How Does the Thinking Step Influence Model Safety? An Entropy-based Safety Reminder for LRMs
Su-Hyeon Kim, Hyundong Jin, Yejin Lee, Yo-Sub Han
TL;DR
The paper tackles safety risks in large reasoning models that reveal their thinking steps by introducing SafeRemind, a decoding-time defense that injects safe-reminding phrases at entropy-based decision-locking points without any parameter updates. By grounding interventions in model entropy signals, SafeRemind can steer potentially unsafe reasoning trajectories toward safe refusals while preserving core reasoning capabilities. Across five LRMs and six benchmarks, SafeRemind yields substantial safety improvements, up to 45.5 percentage points in LG3 scores, with minimal degradation to reasoning tasks such as MATH-500 and GPQA. The approach is training-free, scalable, and generalizes across architectures, offering a practical, low-overhead method to enhance LRM safety in real-world deployments.
Abstract
Large Reasoning Models (LRMs) achieve remarkable success through explicit thinking steps, yet the thinking steps introduce a novel risk by potentially amplifying unsafe behaviors. Despite this vulnerability, conventional defense mechanisms remain ineffective as they overlook the unique reasoning dynamics of LRMs.
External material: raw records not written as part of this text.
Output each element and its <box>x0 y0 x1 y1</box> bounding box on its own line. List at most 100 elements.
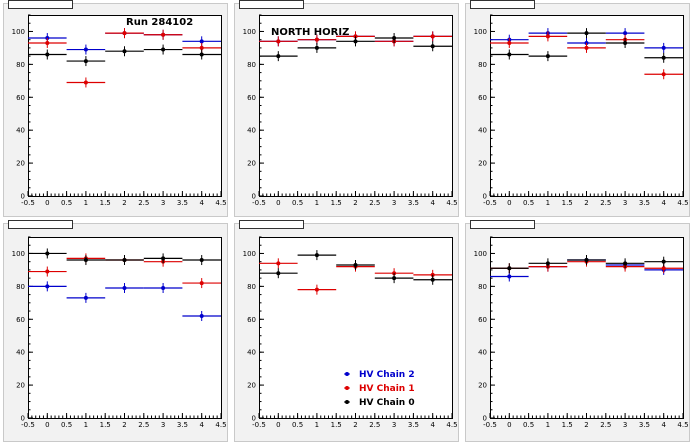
data-point-marker <box>45 251 50 256</box>
data-point-marker <box>661 266 666 271</box>
series-2 <box>490 31 683 80</box>
data-point-marker <box>545 261 550 266</box>
series-3 <box>259 250 452 285</box>
data-point-marker <box>623 261 628 266</box>
panel-1: -0.5 0 0.5 1 1.5 2 2.5 3 3.5 4 4.5020406080100Run … <box>3 0 228 217</box>
data-point-marker <box>161 47 166 52</box>
x-tick-label: 4.5 <box>215 421 226 429</box>
x-tick-label: 2.5 <box>369 199 380 207</box>
y-tick-label: 40 <box>247 127 256 135</box>
series-3 <box>259 33 452 62</box>
y-tick-label: 60 <box>16 94 25 102</box>
histogram-title-box <box>470 0 535 9</box>
data-point-marker <box>545 54 550 59</box>
y-tick-label: 20 <box>478 382 487 390</box>
data-point-marker <box>507 266 512 271</box>
x-tick-label: 3.5 <box>639 421 650 429</box>
x-tick-label: 3.5 <box>177 421 188 429</box>
histogram-title-box <box>8 0 73 9</box>
data-point-marker <box>45 40 50 45</box>
x-tick-label: 1 <box>315 421 319 429</box>
y-tick-label: 100 <box>12 250 25 258</box>
y-tick-label: 40 <box>478 127 487 135</box>
x-tick-label: 0.5 <box>292 199 303 207</box>
y-tick-label: 0 <box>21 193 25 201</box>
data-point-marker <box>161 286 166 291</box>
y-tick-label: 0 <box>252 415 256 423</box>
plot-frame <box>28 15 222 197</box>
x-tick-label: 2 <box>584 421 588 429</box>
x-tick-label: 1.5 <box>562 199 573 207</box>
data-point-marker <box>430 34 435 39</box>
y-tick-label: 20 <box>16 382 25 390</box>
x-tick-label: 4 <box>199 421 204 429</box>
x-tick-label: 3.5 <box>408 199 419 207</box>
x-tick-label: 2 <box>122 199 126 207</box>
data-point-marker <box>545 34 550 39</box>
data-point-marker <box>276 54 281 59</box>
data-point-marker <box>122 31 127 36</box>
series-3 <box>28 248 221 266</box>
y-tick-label: 40 <box>247 349 256 357</box>
x-tick-label: 1 <box>84 421 88 429</box>
x-tick-label: 3.5 <box>177 199 188 207</box>
x-tick-label: -0.5 <box>21 199 35 207</box>
data-point-marker <box>507 40 512 45</box>
data-point-marker <box>392 36 397 41</box>
x-tick-label: 1.5 <box>100 199 111 207</box>
data-point-marker <box>122 286 127 291</box>
x-tick-label: 2.5 <box>138 199 149 207</box>
y-tick-label: 80 <box>247 61 256 69</box>
y-tick-label: 80 <box>478 61 487 69</box>
x-tick-label: 1.5 <box>562 421 573 429</box>
x-tick-label: 0.5 <box>61 199 72 207</box>
y-tick-label: 0 <box>483 193 487 201</box>
x-tick-label: 2.5 <box>600 421 611 429</box>
data-point-marker <box>661 259 666 264</box>
x-tick-label: 2 <box>353 199 357 207</box>
x-tick-label: 1.5 <box>331 421 342 429</box>
y-tick-label: 20 <box>16 160 25 168</box>
x-tick-label: 0 <box>45 421 49 429</box>
x-tick-label: 4.5 <box>446 421 457 429</box>
x-tick-label: 0.5 <box>523 199 534 207</box>
y-tick-label: 20 <box>247 160 256 168</box>
data-point-marker <box>314 253 319 258</box>
data-point-marker <box>314 287 319 292</box>
x-tick-label: 4 <box>430 421 435 429</box>
data-point-marker <box>392 276 397 281</box>
data-point-marker <box>584 258 589 263</box>
x-tick-label: -0.5 <box>21 421 35 429</box>
x-tick-label: 4 <box>661 199 666 207</box>
x-tick-label: 4.5 <box>446 199 457 207</box>
x-tick-label: 2 <box>353 421 357 429</box>
x-tick-label: 4.5 <box>677 199 688 207</box>
series-2 <box>28 28 221 88</box>
data-point-marker <box>314 37 319 42</box>
x-tick-label: 1 <box>546 199 550 207</box>
series-1 <box>28 281 221 321</box>
series-3 <box>28 44 221 67</box>
y-tick-label: 80 <box>247 283 256 291</box>
histogram-title-box <box>8 220 73 229</box>
panel-annotation: NORTH HORIZ <box>271 27 349 38</box>
data-point-marker <box>122 49 127 54</box>
data-point-marker <box>199 45 204 50</box>
data-point-marker <box>45 52 50 57</box>
x-tick-label: 0 <box>276 421 280 429</box>
x-tick-label: 0 <box>507 199 511 207</box>
x-tick-label: 2.5 <box>138 421 149 429</box>
x-tick-label: 0.5 <box>292 421 303 429</box>
x-tick-label: 0.5 <box>523 421 534 429</box>
data-point-marker <box>276 39 281 44</box>
data-point-marker <box>83 295 88 300</box>
data-point-marker <box>507 274 512 279</box>
y-tick-label: 80 <box>478 283 487 291</box>
x-tick-label: 4 <box>199 199 204 207</box>
y-tick-label: 100 <box>474 250 487 258</box>
histogram-title-box <box>239 0 304 9</box>
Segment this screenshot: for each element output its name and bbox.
In this work, we find that the emergence of safe-reminding phrases within thinking steps plays a pivotal role in ensuring LRM safety. Motivated by this finding, we propose SafeRemind, a decoding-time defense method that dynamically injects safe-reminding phrases into thinking steps. By leveraging entropy triggers to intervene at decision-locking points, SafeRemind redirects potentially harmful trajectories toward safer outcomes without requiring any parameter updates. Extensive evaluations across five LRMs and six benchmarks demonstrate that SafeRemind substantially enhances safety, achieving improvements of up to 45.5%p while preserving core reasoning utility.